BUENOS AIRES, ARGENTINA (AP) – Julia Cohen Ribeiro solo se enteró de que era negra después de mudarse a Argentina.

Su cabello era rizado, pero su piel era clara. Nunca la definió como otra cosa que no fuera brasileña en su país de nacimiento. Luego se sorprendió a las 11 cuando la gente en la calle y en la escuela de Buenos Aires insistió en que era negra.

“Nunca me dijeron que era negro cuando crecí”, dijo Ribeiro, ahora estudiante de cine de 25 años en la Universidad de Buenos Aires. Hija de madre blanca y padre negro, ha adoptado esa identidad y desde entonces se ha unido a un floreciente movimiento afroargentino que busca erradicar el mito persistente de que no hay negros en el país y combatir la discriminación contra ellos.

El censo de 2010 registró alrededor de 150.000 afrodescendientes en Argentina, un país de 45 millones, pero los activistas estiman que la cifra real está más cerca de los 2 millones después de la ola de inmigración, y porque muchos argentinos han olvidado o ignorado su ascendencia africana.

«Es una figura muy polémica», dijo Nicolás Fernández Bravo, profesor de antropología de la Universidad de Buenos Aires que forma parte del Grupo de Estudios Afrolatinoamericanos y asesor de políticas gubernamentales. «El estado no tiene idea de cuál es el número porque medir la raza es difícil y el estado no se lo toma en serio».
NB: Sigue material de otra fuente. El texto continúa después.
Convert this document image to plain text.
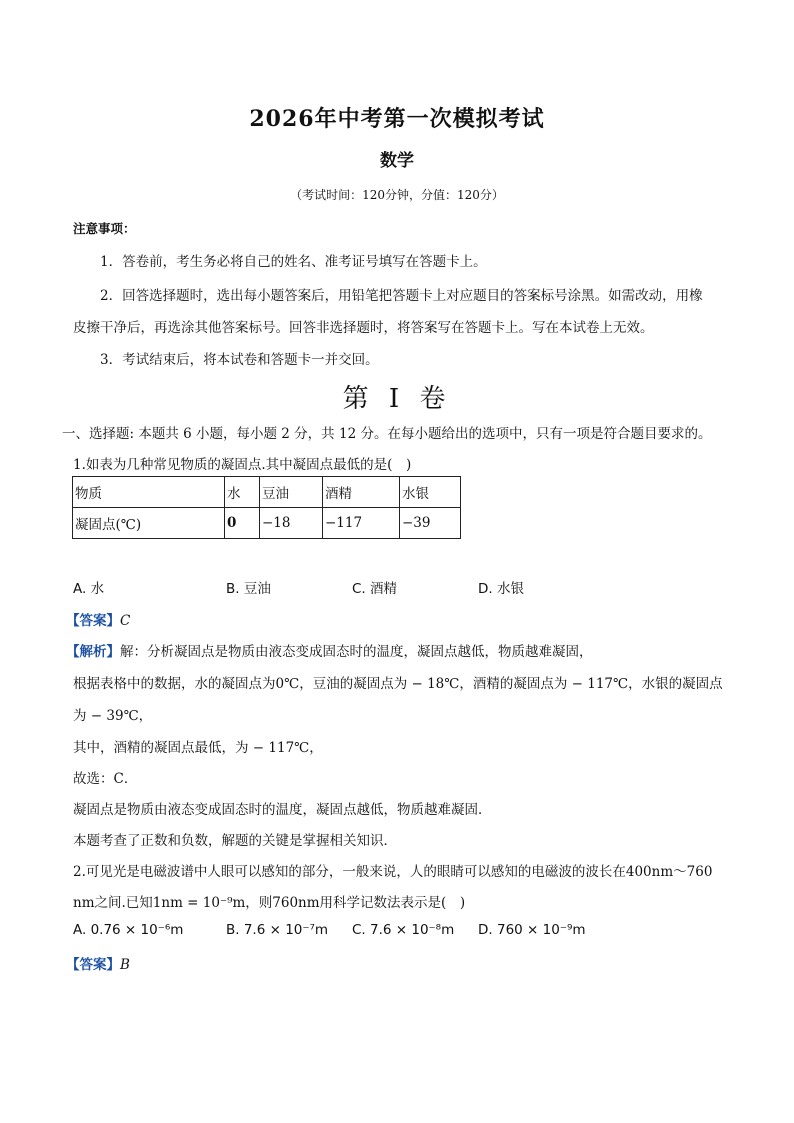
2026年中考第一次模拟考试
数学
（考试时间：120分钟，分值：120分）
注意事项：
1．答卷前，考生务必将自己的姓名、准考证号填写在答题卡上。
2．回答选择题时，选出每小题答案后，用铅笔把答题卡上对应题目的答案标号涂黑。如需改动，用橡
皮擦干净后，再选涂其他答案标号。回答非选择题时，将答案写在答题卡上。写在本试卷上无效。
3．考试结束后，将本试卷和答题卡一并交回。
第 I 卷
一、选择题: 本题共 6 小题，每小题 2 分，共 12 分。在每小题给出的选项中，只有一项是符合题目要求的。
1.如表为几种常见物质的凝固点.其中凝固点最低的是(　)
物质	水	豆油	酒精	水银
凝固点(℃)	0	−18	−117	−39
A. 水	B. 豆油	C. 酒精	D. 水银
【答案】C
【解析】解：分析凝固点是物质由液态变成固态时的温度，凝固点越低，物质越难凝固，
根据表格中的数据，水的凝固点为0℃，豆油的凝固点为 − 18℃，酒精的凝固点为 − 117℃，水银的凝固点
为 − 39℃，
其中，酒精的凝固点最低，为 − 117℃，
故选：C．
凝固点是物质由液态变成固态时的温度，凝固点越低，物质越难凝固．
本题考查了正数和负数，解题的关键是掌握相关知识．
2.可见光是电磁波谱中人眼可以感知的部分，一般来说，人的眼睛可以感知的电磁波的波长在400nm～760
nm之间.已知1nm = 10⁻⁹m，则760nm用科学记数法表示是(　)
A. 0.76 × 10⁻⁶m	B. 7.6 × 10⁻⁷m C. 7.6 × 10⁻⁸m D. 760 × 10⁻⁹m
【答案】B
El presidente Alberto Fernández tropezó con el tema en junio cuando hablaba con el primer ministro de España, y citó a un local diciendo que muchos en casa y en el extranjero se ofendieron: “Los mexicanos salimos de los nativos, los brasileños salimos de la selva pero nosotros los argentinos subió a los barcos. En barcos de Europa «.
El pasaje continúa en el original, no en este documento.